We determined the sensory and motor fields of a midbody segment after tracing one isolated ganglion. The stained cell bodies were concentrated in one segment, but we found stained cells and processes in the neighbouring segments as well. Therefore it seems that the reflex centre function of one ganglion is not restricted to one segment. Based on the results of the applied pathway tracing investigations we could assume that the sensory structures of the neighbouring segments modulate directly the interneuronal system of the VNC and might play a role in the formation of motor responses. However, we can not rule out that the sensory structures of the neighbouring segments connect with electrical synapses. Using DiI tracing method we showed five pairs of axon bundles in the VNC ganglion.

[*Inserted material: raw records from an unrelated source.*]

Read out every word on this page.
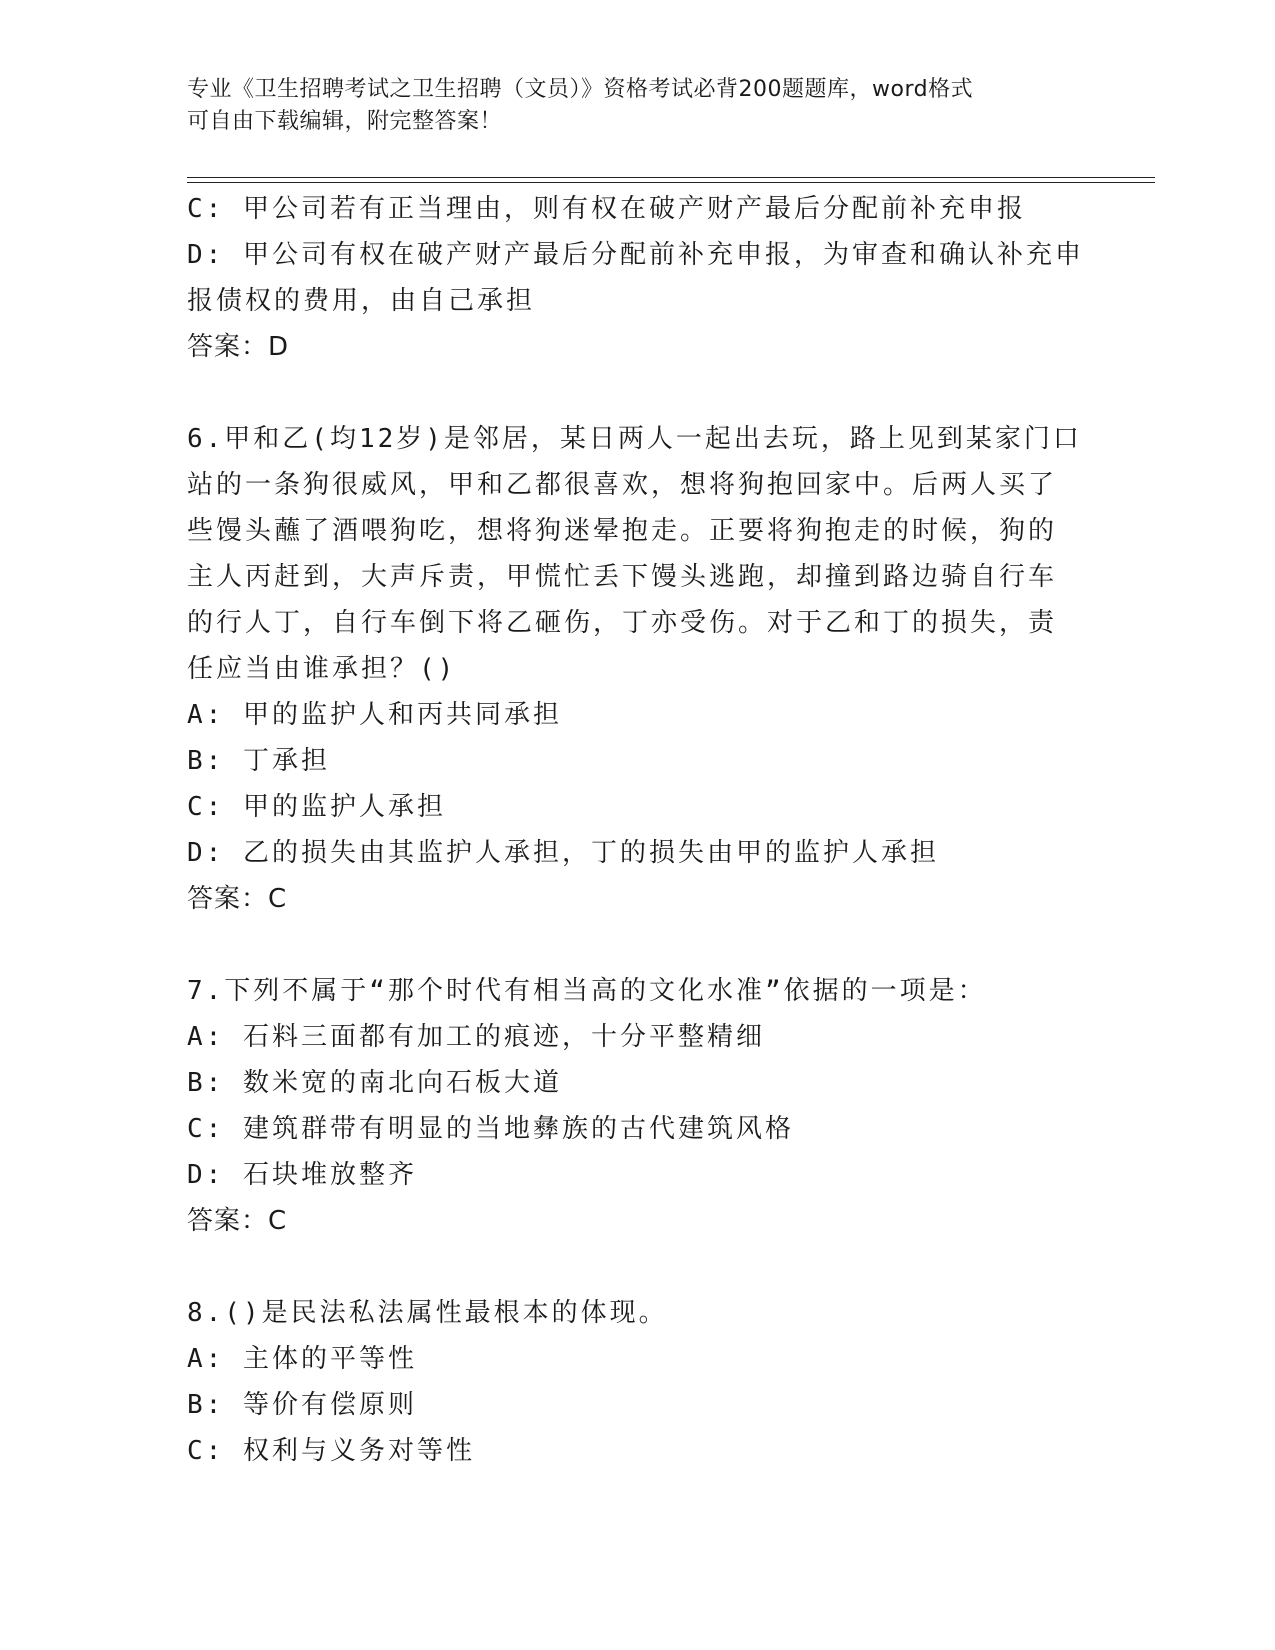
专业《卫生招聘考试之卫生招聘（文员）》资格考试必背200题题库，word格式
可自由下载编辑，附完整答案！
C: 甲公司若有正当理由，则有权在破产财产最后分配前补充申报
D: 甲公司有权在破产财产最后分配前补充申报，为审查和确认补充申
报债权的费用，由自己承担
答案：D
6.甲和乙(均12岁)是邻居，某日两人一起出去玩，路上见到某家门口
站的一条狗很威风，甲和乙都很喜欢，想将狗抱回家中。后两人买了
些馒头蘸了酒喂狗吃，想将狗迷晕抱走。正要将狗抱走的时候，狗的
主人丙赶到，大声斥责，甲慌忙丢下馒头逃跑，却撞到路边骑自行车
的行人丁，自行车倒下将乙砸伤，丁亦受伤。对于乙和丁的损失，责
任应当由谁承担？()
A: 甲的监护人和丙共同承担
B: 丁承担
C: 甲的监护人承担
D: 乙的损失由其监护人承担，丁的损失由甲的监护人承担
答案：C
7.下列不属于“那个时代有相当高的文化水准”依据的一项是：
A: 石料三面都有加工的痕迹，十分平整精细
B: 数米宽的南北向石板大道
C: 建筑群带有明显的当地彝族的古代建筑风格
D: 石块堆放整齐
答案：C
8.()是民法私法属性最根本的体现。
A: 主体的平等性
B: 等价有偿原则
C: 权利与义务对等性
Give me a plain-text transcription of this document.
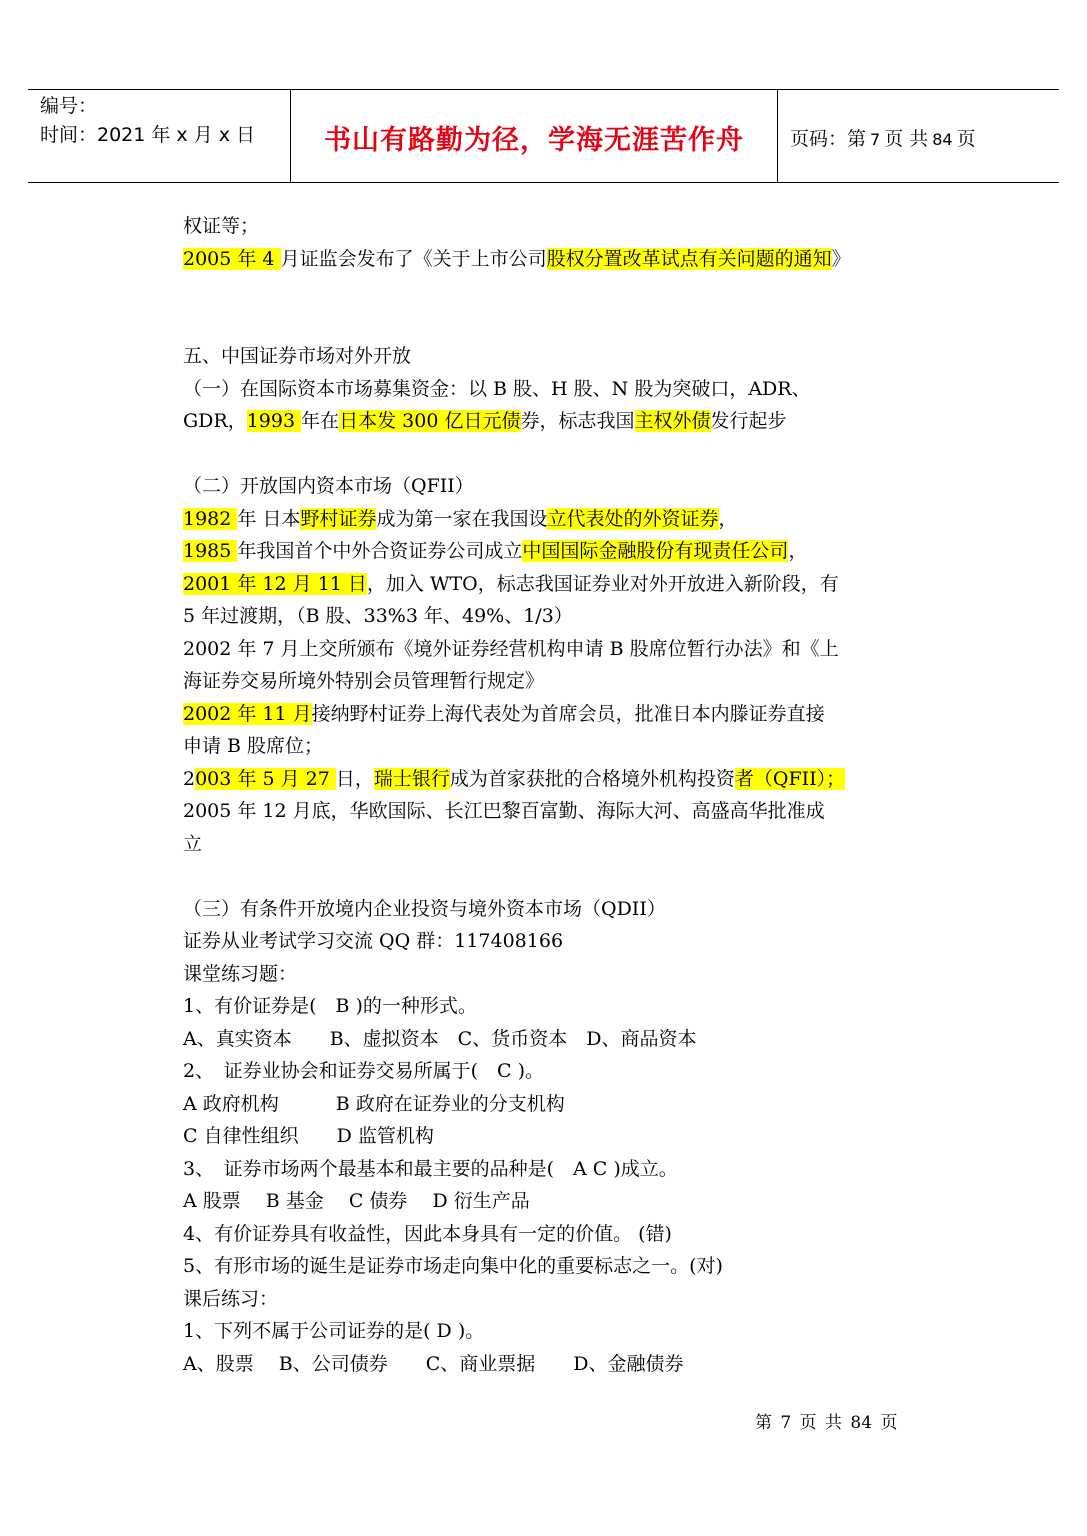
编号：
时间：2021 年 x 月 x 日	书山有路勤为径，学海无涯苦作舟	页码：第 7 页 共 84 页
权证等；
2005 年 4 月证监会发布了《关于上市公司股权分置改革试点有关问题的通知》
五、中国证券市场对外开放
（一）在国际资本市场募集资金：以 B 股、H 股、N 股为突破口，ADR、
GDR，1993 年在日本发 300 亿日元债券，标志我国主权外债发行起步
（二）开放国内资本市场（QFII）
1982 年 日本野村证券成为第一家在我国设立代表处的外资证券，
1985 年我国首个中外合资证券公司成立中国国际金融股份有现责任公司，
2001 年 12 月 11 日，加入 WTO，标志我国证券业对外开放进入新阶段，有
5 年过渡期，（B 股、33%3 年、49%、1/3）
2002 年 7 月上交所颁布《境外证券经营机构申请 B 股席位暂行办法》和《上
海证券交易所境外特别会员管理暂行规定》
2002 年 11 月接纳野村证券上海代表处为首席会员，批准日本内滕证券直接
申请 B 股席位；
2003 年 5 月 27 日，瑞士银行成为首家获批的合格境外机构投资者（QFII）；
2005 年 12 月底，华欧国际、长江巴黎百富勤、海际大河、高盛高华批准成
立
（三）有条件开放境内企业投资与境外资本市场（QDII）
证券从业考试学习交流 QQ 群：117408166
课堂练习题：
1、有价证券是(　B )的一种形式。
A、真实资本　　B、虚拟资本　C、货币资本　D、商品资本
2、　证券业协会和证券交易所属于(　C )。
A 政府机构　　　B 政府在证券业的分支机构
C 自律性组织　　D 监管机构
3、　证券市场两个最基本和最主要的品种是(　A C )成立。
A 股票　 B 基金　 C 债券　 D 衍生产品
4、有价证券具有收益性，因此本身具有一定的价值。 (错)
5、有形市场的诞生是证券市场走向集中化的重要标志之一。(对)
课后练习：
1、下列不属于公司证券的是( D )。
A、股票　 B、公司债券　　C、商业票据　　D、金融债券
第 7 页 共 84 页
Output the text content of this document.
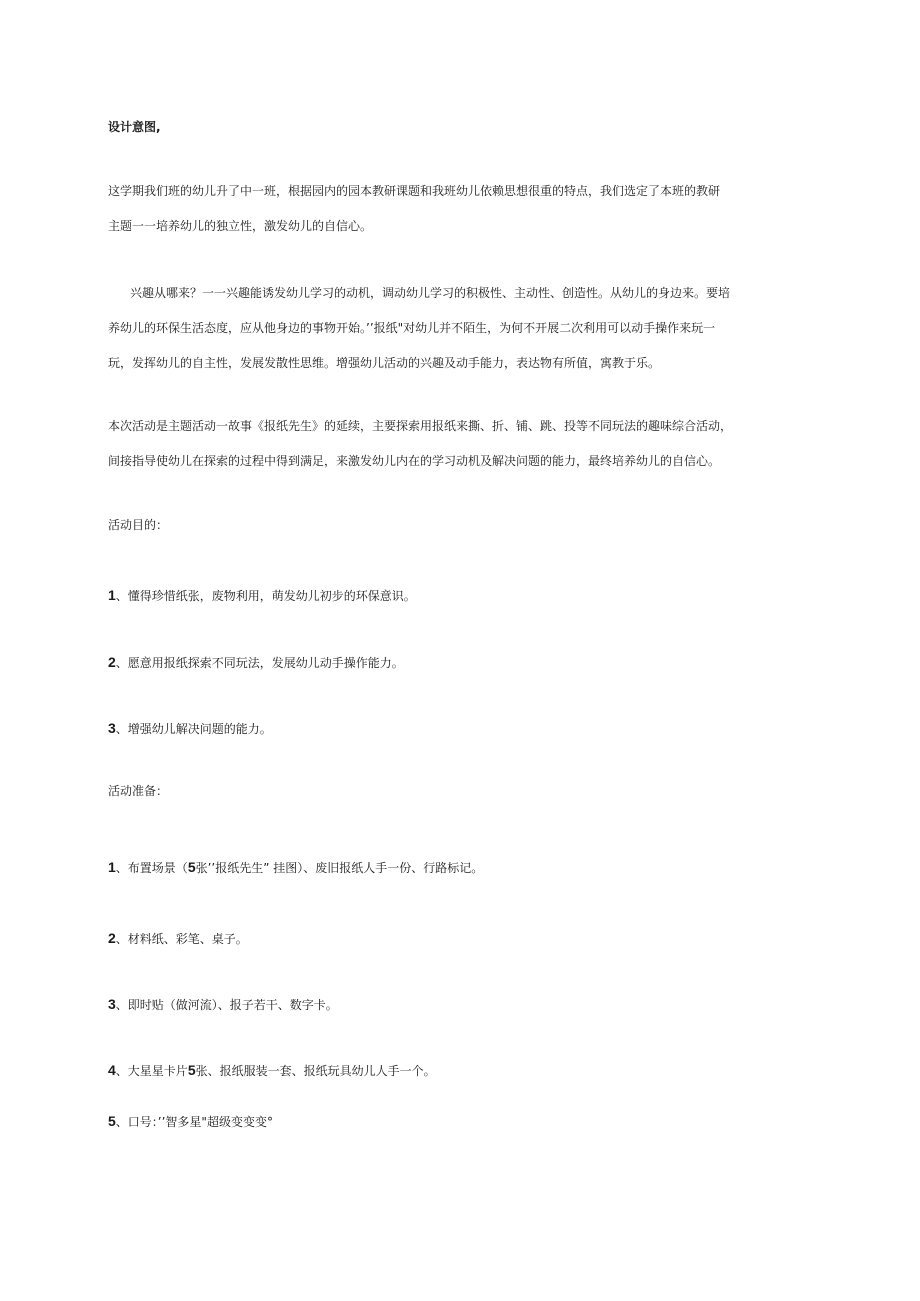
设计意图,
这学期我们班的幼儿升了中一班，根据园内的园本教研课题和我班幼儿依赖思想很重的特点，我们选定了本班的教研
主题一一培养幼儿的独立性，激发幼儿的自信心。
兴趣从哪来？一一兴趣能诱发幼儿学习的动机，调动幼儿学习的积极性、主动性、创造性。从幼儿的身边来。要培
养幼儿的环保生活态度，应从他身边的事物开始。’’报纸"对幼儿并不陌生，为何不开展二次利用可以动手操作来玩一
玩，发挥幼儿的自主性，发展发散性思维。增强幼儿活动的兴趣及动手能力，表达物有所值，寓教于乐。
本次活动是主题活动一故事《报纸先生》的延续，主要探索用报纸来撕、折、铺、跳、投等不同玩法的趣味综合活动，
间接指导使幼儿在探索的过程中得到满足，来激发幼儿内在的学习动机及解决问题的能力，最终培养幼儿的自信心。
活动目的：
1、懂得珍惜纸张，废物利用，萌发幼儿初步的环保意识。
2、愿意用报纸探索不同玩法，发展幼儿动手操作能力。
3、增强幼儿解决问题的能力。
活动准备：
1、布置场景（5张’’报纸先生” 挂图）、废旧报纸人手一份、行路标记。
2、材料纸、彩笔、桌子。
3、即时贴（做河流）、报子若干、数字卡。
4、大星星卡片5张、报纸服装一套、报纸玩具幼儿人手一个。
5、口号：’’智多星"超级变变变°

GABA immunoreactivity in the sensory system After immunostain clearly labelled structures were identified in different level of the sensory system of E. fetida and L. hoffmeisteri. The stained cells of the body wall were identified as primary sensory cells based on their morphological features. The photoreceptors were not labelled.
The distribution pattern of the GABA-IR primary sensory cells followed the previously described pattern using neuronal tracers. We revealed a typical pattern in the clitellum, where the stained cells concentrated into two parallel lines in the area of the adolescent bump. Presumably these GABA-IR cells, represented in high number with central processes which run directly to the VNC have a role in shaping of the mating behaviour to perceive the body surface of the partner. In the sensillae of the postclitellar segments the labelled cells were heterogeneous but we could define some characteristic cell types.
Solitary GABA-IR cell types were also detected. Their function could be relatively simply explained. According to the results of anatomical and physiological experiments they were supposed to be stretch receptors, because they prevented the strain of the epithelium of the body wall. Our results partly corroborate with this hypothesis, since the central processes of the majority of solitary sensory cells directly project to the ventral ganglia without making any synapses with the subepidermal plexus.